Matra Djet 1967

Flashback

Einer kam durch

Der Holländer David van Lennep ist die treibende Kraft hinter dem Einsatz von drei Matra Djet 5S beim 1000 km Rennen 1967.

Autor: Udo Klinkel – Es ist der aufwendigste von allen Einsätzen dieses kleinen GT-Wagens in jenem Jahr. Unter der Bewerbung von Matra Team Benelux – so nannte van Lennep sein Rennteam – werden die drei Djets auf die anspruchsvolle Nordschleife geschickt. Sonderlich umfangreiche Rennerfahrung steht nicht hinter dem Einsatz, das Auto lief bei einem kleineren GT Rennen in Zandvoort und beim 1000 KM Rennen in Spa, wo es allerdings nicht über das Training hinauskam. 

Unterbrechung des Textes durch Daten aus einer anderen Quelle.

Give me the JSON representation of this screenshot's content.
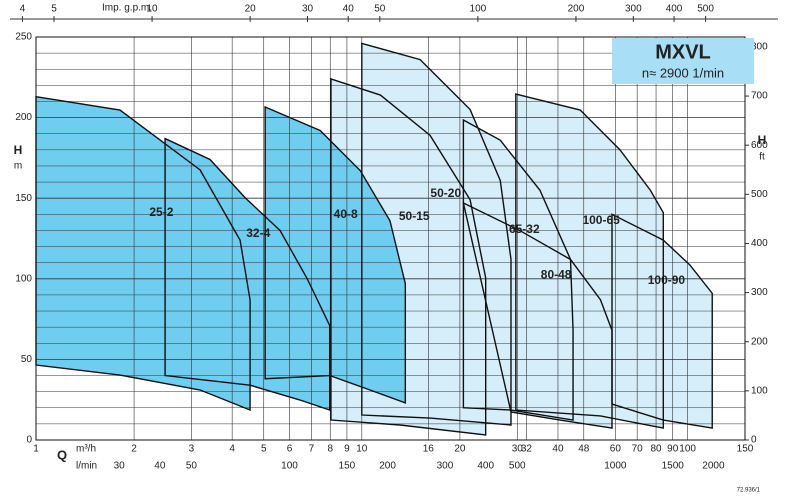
{
  "chart_data": {
    "type": "pump-chart",
    "xscale": "log",
    "badge_title": "MXVL",
    "badge_subtitle": "n≈ 2900 1/min",
    "y_label": "H",
    "y_unit": "m",
    "y2_label": "H",
    "y2_unit": "ft",
    "x_label": "Q",
    "x_unit": "m³/h",
    "x3_unit": "l/min",
    "x2_unit": "Imp. g.p.m.",
    "code": "72.936/1",
    "xlim": [
      1,
      150
    ],
    "xticks": [
      1,
      2,
      3,
      4,
      5,
      6,
      7,
      8,
      9,
      10,
      16,
      20,
      30,
      32,
      40,
      48,
      60,
      70,
      80,
      90,
      100,
      150
    ],
    "x2lim": [
      4.403,
      660.5
    ],
    "x2ticks": [
      4,
      5,
      10,
      20,
      30,
      40,
      50,
      100,
      200,
      300,
      400,
      500
    ],
    "x3lim": [
      16.67,
      2500
    ],
    "x3ticks": [
      30,
      40,
      50,
      100,
      150,
      200,
      300,
      400,
      500,
      1000,
      1500,
      2000
    ],
    "ylim": [
      0,
      250
    ],
    "yticks": [
      0,
      50,
      100,
      150,
      200,
      250
    ],
    "yminor": [
      10,
      20,
      30,
      40,
      60,
      70,
      80,
      90,
      110,
      120,
      130,
      140,
      160,
      170,
      180,
      190,
      210,
      220,
      230,
      240
    ],
    "y2lim": [
      0,
      820.2
    ],
    "y2ticks": [
      0,
      100,
      200,
      300,
      400,
      500,
      600,
      700,
      800
    ],
    "grid": true,
    "regions": [
      {
        "name": "100-90",
        "color": "#d6eef9",
        "q": [
          58.6,
          84.2,
          101.6,
          119,
          119,
          84.2,
          58.6
        ],
        "h": [
          140,
          124,
          108.6,
          91,
          7.4,
          12.4,
          22.3
        ]
      },
      {
        "name": "100-65",
        "color": "#d6eef9",
        "q": [
          29.7,
          46.8,
          62,
          76.8,
          84.2,
          84.2,
          54,
          29.7
        ],
        "h": [
          214.6,
          204.7,
          180,
          155,
          141,
          7.4,
          14.9,
          18.6
        ]
      },
      {
        "name": "80-48",
        "color": "#d6eef9",
        "q": [
          20.5,
          30.5,
          43.7,
          54,
          58.6,
          58.6,
          40.6,
          28.7
        ],
        "h": [
          147,
          130,
          112,
          87,
          68,
          7.4,
          12.4,
          17.4
        ]
      },
      {
        "name": "65-32",
        "color": "#d6eef9",
        "q": [
          20.5,
          26.6,
          35.2,
          43.7,
          44.5,
          44.5,
          28.7,
          20.5
        ],
        "h": [
          198.5,
          186,
          155,
          112,
          68,
          12.4,
          18.6,
          20
        ]
      },
      {
        "name": "50-20",
        "color": "#d6eef9",
        "q": [
          10,
          15.1,
          21.5,
          26.6,
          28.7,
          28.7,
          16.2,
          10
        ],
        "h": [
          246,
          236,
          205,
          161,
          112,
          9.3,
          13.6,
          15.5
        ]
      },
      {
        "name": "50-15",
        "color": "#d6eef9",
        "q": [
          8.04,
          11.4,
          16.2,
          21.5,
          24,
          24,
          13.1,
          8.04
        ],
        "h": [
          224,
          214,
          189,
          149,
          100.5,
          3.1,
          9.3,
          12.4
        ]
      },
      {
        "name": "40-8",
        "color": "#6fcdf0",
        "q": [
          5.05,
          7.45,
          9.9,
          12.2,
          13.6,
          13.6,
          10.6,
          7.97,
          5.05
        ],
        "h": [
          206.6,
          192,
          167,
          136,
          97,
          23,
          31,
          40,
          38
        ]
      },
      {
        "name": "32-4",
        "color": "#6fcdf0",
        "q": [
          2.49,
          3.42,
          4.4,
          5.61,
          6.8,
          7.97,
          7.97,
          6.46,
          4.54,
          2.49
        ],
        "h": [
          187,
          174,
          150,
          130,
          100,
          71,
          18.6,
          24.8,
          34,
          40
        ]
      },
      {
        "name": "25-2",
        "color": "#6fcdf0",
        "q": [
          1,
          1.81,
          3.19,
          4.23,
          4.54,
          4.54,
          3.19,
          1.81,
          1
        ],
        "h": [
          213,
          204.7,
          167.5,
          124,
          86.8,
          18.6,
          31,
          40.3,
          46.5
        ]
      }
    ]
  }
}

Die Klasse der 1300ccm GT-Wagen weist für die Matras gerade mal zwei Konkurrenten auf: Die beiden Glas 1304 GT von Gerhard Bodmer/Dieter Schmid und Friedrich Noenen/Manfred Herbertz. 

Die Chancen, einen Klassensieg heraus zu fahren stehen also gar nicht so schlecht, zumal der deutsche Privatfahrer Nikolaus Killenberg einen vierten Djet an den Start bringt, für den er den Nürburgring-Haudegen Georg Bialas als zweiten Fahrer verpflichtet hat. 

Eric de Keyn im Matra Djet Nr. 116. Foto: Archiv Jean Bellemans
Einer kam durch - David von Lennep in der Südkehre. Foto: Archiv Völker-Richarz

Die Fahrerbesetzung des Team Benelux kann sich durchaus sehen lassen. David van Lennep teilt sich sein Auto mit Francis Polak, die beiden anderen Wagen werden von Gustave Gosselin/Erik de Keyn und Georges Hacquin/Yves Deprez gefahren, die allesamt ausgezeichnete Kenner der Eifelstrecke sind. 

Und es ist David van Lennep, der im Training die schnellste Matra-Zeit verbucht: bei 11’12.3 Minuten bleiben die Stoppuhren stehen. Allerdings reicht es nicht, um Gerhard Bodmer im Glas zu schlagen, der mit 10’56.3 als einziger in dieser Klasse unter die elf Minuten kommt. 

Der zweite Glas von Friedrich Noenen ist langsamer, als die beiden anderen Matras, die Zeiten von 11’20.3 (Gosselin/de Keyn) und 11’30.1 (Hacquin/Deprez) verbuchen. 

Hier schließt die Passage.